Creatio ex nihilo ...


As a philosophical wag once remarked, only God and the Pope can create something out of nothing ... :-) The Holy Church of Rome has 15 new cardinals. Definitely check out the liveblog report from Michael Paulson of the Globe, a huge mega-post at American Papist, and of course that Pennsylvania based Vaticanista(Where I found the link to the photo above). Most interesting (well, not most ... ) that there is a wi-fi spot on the top of Bernini's collonade! (And I totally get it when Paulson mentions the bizarre "German-Latin-Italian" accent of the Pope. It's really Italian with a strong German accent. His Italian sounds so ... well ... German!) The tituli were announced, with the new Cardinal Archbishop of Boston getting S. Maria della Vittoria (as Rocco notes, someone shouted "Lepanto" when that was announced! A reference to the battle of Lepanto - the defeat of the Ottoman fleets there in 1500 - which is the victory the church commemorates, and, by implication, of the importance of current relations with Islam, one could say), right next door to the titulus of the former Cardinal Arcbhishop of Boston, Bernard Law, at S. Susanna (the Paulist-run American parish in Rome). S. Marai della Vittoria is also home to Bernini's famous Ecstasy of St. Theresa.

I wonder if EWTN will rebroadcast the service? I mean it's all good for the Vaticanisti to wake up at 4 am -- but this ain't a Papal funeral, so I slept. :-) Ah yes ... 6pm tonight. VCR! (No TiVo here! :-)

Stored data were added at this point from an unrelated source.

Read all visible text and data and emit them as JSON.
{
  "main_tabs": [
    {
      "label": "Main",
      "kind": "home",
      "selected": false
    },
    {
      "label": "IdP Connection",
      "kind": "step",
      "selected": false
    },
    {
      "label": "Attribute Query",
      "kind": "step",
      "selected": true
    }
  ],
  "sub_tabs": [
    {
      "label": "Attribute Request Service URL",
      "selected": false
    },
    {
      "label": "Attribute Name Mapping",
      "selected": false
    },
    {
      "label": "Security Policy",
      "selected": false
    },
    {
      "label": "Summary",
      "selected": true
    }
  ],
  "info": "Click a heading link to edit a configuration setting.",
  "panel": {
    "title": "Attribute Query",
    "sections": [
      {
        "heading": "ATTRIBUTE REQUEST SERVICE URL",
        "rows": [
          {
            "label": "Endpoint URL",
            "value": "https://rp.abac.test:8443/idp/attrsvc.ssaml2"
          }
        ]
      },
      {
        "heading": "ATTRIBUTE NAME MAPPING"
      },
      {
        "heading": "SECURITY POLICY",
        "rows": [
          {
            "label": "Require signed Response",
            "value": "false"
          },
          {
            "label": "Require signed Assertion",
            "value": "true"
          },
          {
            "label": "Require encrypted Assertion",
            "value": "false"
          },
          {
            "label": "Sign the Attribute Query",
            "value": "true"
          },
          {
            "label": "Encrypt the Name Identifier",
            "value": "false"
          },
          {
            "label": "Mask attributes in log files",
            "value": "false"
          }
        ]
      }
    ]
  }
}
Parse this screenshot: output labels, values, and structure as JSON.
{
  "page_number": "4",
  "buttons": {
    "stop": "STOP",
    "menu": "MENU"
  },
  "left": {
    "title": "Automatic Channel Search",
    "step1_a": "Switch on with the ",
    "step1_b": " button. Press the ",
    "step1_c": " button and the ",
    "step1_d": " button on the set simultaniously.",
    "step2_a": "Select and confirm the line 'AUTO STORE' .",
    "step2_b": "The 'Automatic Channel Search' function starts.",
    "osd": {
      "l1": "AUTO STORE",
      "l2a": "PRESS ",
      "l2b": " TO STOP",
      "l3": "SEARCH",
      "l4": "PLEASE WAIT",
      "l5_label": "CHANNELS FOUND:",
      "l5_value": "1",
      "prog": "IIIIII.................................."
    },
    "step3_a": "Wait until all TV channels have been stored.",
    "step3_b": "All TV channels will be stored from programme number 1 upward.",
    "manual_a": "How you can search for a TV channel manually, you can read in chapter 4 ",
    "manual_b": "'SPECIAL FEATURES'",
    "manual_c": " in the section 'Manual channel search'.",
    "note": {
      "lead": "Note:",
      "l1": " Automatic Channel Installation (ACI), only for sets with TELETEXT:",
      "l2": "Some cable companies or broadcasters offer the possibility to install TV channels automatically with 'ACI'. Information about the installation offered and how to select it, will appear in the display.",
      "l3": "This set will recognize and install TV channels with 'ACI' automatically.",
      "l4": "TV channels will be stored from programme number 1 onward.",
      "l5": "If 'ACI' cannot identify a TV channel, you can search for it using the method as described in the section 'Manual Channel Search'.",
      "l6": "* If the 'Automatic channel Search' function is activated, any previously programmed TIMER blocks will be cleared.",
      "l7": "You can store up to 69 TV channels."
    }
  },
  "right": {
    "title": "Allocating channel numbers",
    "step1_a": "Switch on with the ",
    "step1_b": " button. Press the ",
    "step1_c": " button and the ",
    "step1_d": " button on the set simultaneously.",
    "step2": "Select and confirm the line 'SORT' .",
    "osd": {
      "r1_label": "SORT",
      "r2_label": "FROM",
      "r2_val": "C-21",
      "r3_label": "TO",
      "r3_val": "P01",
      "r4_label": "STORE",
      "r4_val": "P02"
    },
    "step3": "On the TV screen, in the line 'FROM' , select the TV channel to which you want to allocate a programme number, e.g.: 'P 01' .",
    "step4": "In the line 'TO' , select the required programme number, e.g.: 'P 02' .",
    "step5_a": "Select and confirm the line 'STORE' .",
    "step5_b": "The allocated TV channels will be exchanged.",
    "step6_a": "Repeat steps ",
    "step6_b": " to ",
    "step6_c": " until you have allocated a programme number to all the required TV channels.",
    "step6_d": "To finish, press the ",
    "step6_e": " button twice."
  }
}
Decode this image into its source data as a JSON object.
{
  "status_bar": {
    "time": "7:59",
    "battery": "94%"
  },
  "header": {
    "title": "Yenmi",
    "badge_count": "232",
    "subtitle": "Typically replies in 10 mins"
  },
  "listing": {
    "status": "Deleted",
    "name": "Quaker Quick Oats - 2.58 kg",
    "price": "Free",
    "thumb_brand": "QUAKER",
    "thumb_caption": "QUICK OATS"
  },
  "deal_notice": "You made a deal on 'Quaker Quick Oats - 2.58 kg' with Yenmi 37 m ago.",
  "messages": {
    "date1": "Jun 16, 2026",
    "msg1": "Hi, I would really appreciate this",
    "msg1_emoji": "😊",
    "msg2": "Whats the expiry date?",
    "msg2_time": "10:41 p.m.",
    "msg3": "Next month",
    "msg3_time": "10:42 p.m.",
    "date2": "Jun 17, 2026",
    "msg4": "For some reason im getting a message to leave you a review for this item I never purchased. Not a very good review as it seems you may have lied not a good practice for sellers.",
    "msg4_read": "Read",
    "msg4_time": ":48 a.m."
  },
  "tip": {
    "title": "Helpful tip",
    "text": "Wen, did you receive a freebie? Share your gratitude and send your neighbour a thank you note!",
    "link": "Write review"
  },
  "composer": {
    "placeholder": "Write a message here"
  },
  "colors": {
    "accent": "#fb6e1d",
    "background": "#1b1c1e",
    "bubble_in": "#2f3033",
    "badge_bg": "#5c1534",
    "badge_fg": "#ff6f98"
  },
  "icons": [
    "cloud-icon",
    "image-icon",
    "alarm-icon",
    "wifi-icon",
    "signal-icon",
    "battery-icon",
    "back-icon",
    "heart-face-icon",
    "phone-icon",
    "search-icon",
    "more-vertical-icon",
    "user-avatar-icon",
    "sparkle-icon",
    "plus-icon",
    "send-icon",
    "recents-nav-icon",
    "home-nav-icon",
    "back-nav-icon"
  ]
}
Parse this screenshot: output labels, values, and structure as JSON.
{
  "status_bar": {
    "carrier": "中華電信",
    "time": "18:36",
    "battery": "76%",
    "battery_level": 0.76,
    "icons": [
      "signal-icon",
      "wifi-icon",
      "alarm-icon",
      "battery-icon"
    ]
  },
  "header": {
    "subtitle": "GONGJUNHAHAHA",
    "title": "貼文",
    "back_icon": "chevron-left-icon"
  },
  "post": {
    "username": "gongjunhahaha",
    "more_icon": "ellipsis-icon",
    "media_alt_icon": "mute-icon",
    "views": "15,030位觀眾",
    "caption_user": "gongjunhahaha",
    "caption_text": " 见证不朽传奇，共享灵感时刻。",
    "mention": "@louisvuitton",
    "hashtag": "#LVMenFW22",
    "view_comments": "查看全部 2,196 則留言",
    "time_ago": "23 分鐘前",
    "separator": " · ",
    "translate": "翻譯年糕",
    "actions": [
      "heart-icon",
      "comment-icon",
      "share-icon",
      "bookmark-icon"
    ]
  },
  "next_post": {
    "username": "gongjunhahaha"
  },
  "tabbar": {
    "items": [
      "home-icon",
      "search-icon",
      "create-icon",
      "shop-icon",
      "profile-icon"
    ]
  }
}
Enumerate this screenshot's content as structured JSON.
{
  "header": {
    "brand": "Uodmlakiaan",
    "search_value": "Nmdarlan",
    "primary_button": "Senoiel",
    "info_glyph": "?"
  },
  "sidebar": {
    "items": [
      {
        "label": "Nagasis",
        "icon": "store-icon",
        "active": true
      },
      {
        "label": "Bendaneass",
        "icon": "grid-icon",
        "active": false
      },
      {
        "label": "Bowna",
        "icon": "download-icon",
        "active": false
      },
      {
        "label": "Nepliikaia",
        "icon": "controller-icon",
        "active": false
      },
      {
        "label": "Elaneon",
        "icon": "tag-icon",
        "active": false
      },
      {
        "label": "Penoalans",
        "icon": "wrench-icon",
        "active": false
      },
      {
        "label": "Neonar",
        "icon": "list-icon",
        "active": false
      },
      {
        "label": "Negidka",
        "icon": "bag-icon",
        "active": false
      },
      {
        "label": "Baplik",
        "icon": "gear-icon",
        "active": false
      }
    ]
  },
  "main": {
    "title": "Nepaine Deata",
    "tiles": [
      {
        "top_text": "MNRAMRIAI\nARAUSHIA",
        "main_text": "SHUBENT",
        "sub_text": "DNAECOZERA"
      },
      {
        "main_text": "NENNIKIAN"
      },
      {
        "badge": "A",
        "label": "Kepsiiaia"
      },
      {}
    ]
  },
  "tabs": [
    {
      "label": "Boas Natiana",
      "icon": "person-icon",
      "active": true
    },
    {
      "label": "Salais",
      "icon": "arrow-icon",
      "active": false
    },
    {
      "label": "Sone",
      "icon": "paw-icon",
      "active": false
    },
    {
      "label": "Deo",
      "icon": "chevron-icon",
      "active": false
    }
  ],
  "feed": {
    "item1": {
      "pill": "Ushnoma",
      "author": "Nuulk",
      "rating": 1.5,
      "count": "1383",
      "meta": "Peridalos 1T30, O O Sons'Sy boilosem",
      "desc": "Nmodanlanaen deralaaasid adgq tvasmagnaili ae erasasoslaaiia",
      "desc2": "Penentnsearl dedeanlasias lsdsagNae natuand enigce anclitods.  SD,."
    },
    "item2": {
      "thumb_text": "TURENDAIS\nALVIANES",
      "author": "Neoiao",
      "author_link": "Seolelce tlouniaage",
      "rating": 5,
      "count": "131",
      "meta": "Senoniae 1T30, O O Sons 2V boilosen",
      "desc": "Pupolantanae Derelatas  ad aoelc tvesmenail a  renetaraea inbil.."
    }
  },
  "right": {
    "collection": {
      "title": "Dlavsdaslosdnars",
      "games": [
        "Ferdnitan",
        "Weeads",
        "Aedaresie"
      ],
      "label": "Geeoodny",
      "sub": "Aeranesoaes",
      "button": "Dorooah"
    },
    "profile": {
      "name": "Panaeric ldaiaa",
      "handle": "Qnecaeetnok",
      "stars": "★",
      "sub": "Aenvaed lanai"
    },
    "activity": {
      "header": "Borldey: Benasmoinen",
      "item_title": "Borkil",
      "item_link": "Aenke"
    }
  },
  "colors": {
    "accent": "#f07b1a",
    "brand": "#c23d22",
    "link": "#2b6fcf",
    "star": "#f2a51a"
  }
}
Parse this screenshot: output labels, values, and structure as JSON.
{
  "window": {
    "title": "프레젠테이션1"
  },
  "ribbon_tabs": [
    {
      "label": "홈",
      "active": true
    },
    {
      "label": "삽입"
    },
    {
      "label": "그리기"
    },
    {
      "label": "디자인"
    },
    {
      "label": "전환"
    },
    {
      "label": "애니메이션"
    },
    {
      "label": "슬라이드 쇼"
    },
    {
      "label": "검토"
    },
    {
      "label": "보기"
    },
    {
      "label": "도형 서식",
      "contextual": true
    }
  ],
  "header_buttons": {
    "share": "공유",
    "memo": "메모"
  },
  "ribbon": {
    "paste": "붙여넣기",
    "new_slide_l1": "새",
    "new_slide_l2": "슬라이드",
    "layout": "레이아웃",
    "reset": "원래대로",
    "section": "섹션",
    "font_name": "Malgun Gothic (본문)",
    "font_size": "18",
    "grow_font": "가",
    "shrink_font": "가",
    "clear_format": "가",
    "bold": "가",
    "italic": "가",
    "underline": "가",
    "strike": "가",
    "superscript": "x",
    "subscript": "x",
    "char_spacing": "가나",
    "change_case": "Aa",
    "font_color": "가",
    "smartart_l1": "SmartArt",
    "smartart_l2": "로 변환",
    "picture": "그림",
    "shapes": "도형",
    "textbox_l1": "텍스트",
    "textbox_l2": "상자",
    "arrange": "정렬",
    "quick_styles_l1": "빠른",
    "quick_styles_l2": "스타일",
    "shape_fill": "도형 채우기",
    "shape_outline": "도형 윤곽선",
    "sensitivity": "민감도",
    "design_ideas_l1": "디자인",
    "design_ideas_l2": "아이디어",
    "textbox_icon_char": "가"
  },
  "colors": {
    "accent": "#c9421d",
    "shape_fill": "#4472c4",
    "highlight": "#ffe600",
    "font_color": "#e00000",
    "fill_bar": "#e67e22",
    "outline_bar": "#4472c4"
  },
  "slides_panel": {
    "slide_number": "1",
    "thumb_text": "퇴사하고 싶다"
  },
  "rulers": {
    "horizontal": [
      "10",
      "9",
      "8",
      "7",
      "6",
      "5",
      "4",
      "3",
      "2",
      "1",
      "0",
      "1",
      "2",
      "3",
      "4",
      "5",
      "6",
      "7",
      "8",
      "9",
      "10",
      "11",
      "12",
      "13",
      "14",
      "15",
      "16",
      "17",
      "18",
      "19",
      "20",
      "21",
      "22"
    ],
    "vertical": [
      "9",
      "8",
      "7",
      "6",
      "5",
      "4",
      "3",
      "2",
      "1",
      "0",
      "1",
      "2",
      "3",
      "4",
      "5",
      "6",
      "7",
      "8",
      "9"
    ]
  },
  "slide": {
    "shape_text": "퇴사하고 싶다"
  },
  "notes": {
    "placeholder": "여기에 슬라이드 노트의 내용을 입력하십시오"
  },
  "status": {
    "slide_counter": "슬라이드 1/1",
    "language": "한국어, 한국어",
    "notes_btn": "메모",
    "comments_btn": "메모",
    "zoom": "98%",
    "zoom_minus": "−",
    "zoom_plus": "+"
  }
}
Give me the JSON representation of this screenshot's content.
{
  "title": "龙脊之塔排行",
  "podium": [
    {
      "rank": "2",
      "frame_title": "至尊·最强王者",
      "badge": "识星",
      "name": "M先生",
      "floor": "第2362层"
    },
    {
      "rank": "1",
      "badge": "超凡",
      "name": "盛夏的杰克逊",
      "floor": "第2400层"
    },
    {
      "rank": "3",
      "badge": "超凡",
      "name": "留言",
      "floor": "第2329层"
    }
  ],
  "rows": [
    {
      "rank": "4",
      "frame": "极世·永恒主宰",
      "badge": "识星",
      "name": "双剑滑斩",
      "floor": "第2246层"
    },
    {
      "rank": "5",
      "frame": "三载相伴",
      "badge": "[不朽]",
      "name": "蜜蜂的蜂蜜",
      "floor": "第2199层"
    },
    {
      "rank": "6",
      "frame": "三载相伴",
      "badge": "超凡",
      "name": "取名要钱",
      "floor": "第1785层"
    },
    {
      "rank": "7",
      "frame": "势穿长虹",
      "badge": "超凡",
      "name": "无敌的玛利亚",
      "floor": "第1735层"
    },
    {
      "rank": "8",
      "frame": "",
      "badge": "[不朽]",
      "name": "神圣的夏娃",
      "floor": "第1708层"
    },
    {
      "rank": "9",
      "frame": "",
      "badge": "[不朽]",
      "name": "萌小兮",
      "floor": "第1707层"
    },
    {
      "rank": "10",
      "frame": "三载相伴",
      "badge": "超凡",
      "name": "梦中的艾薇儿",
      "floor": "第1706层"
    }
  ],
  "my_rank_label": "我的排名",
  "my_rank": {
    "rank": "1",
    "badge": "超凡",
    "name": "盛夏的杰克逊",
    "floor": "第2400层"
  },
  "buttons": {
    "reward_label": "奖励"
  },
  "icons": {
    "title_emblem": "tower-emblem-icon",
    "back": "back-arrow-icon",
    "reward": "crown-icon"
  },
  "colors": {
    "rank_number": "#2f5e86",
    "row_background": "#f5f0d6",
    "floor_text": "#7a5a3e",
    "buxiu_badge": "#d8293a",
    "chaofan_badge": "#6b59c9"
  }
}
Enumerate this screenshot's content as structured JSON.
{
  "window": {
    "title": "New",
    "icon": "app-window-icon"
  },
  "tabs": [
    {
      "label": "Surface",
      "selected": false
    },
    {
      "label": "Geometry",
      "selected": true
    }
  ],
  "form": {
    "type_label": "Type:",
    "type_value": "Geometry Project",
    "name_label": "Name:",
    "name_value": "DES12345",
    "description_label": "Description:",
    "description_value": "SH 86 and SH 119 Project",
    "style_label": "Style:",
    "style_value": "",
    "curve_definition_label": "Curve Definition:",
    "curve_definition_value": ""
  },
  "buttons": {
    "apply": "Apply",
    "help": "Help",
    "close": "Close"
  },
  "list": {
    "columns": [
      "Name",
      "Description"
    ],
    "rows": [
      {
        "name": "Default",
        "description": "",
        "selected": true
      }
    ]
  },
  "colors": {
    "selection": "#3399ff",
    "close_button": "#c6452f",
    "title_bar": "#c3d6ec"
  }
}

Anyway. I love this stuff. The pageantry. The pomp. I know there are many who look askance at all of this. Too triumphalistic. Too ritualistic. Too anachronistic. I cannot disagree more. This - the ceremonies, the rituals, the whole darned range of proudly anachronistic stuff is definitely part of what I so love about being Catholic. Of course, this "isn't what it's about." That's the Gospel. (Hey, and read the Pope's homily at the event. He wasn't about to let anyone forget that!) But these visible manifestations of ecclesial communion are so important. Especially in an era where everything would be dissolved by the vitriol of a secularism (and a mediocrity) that rages at any manifestation of the religious that is vibrant, and joyful, and beautiful.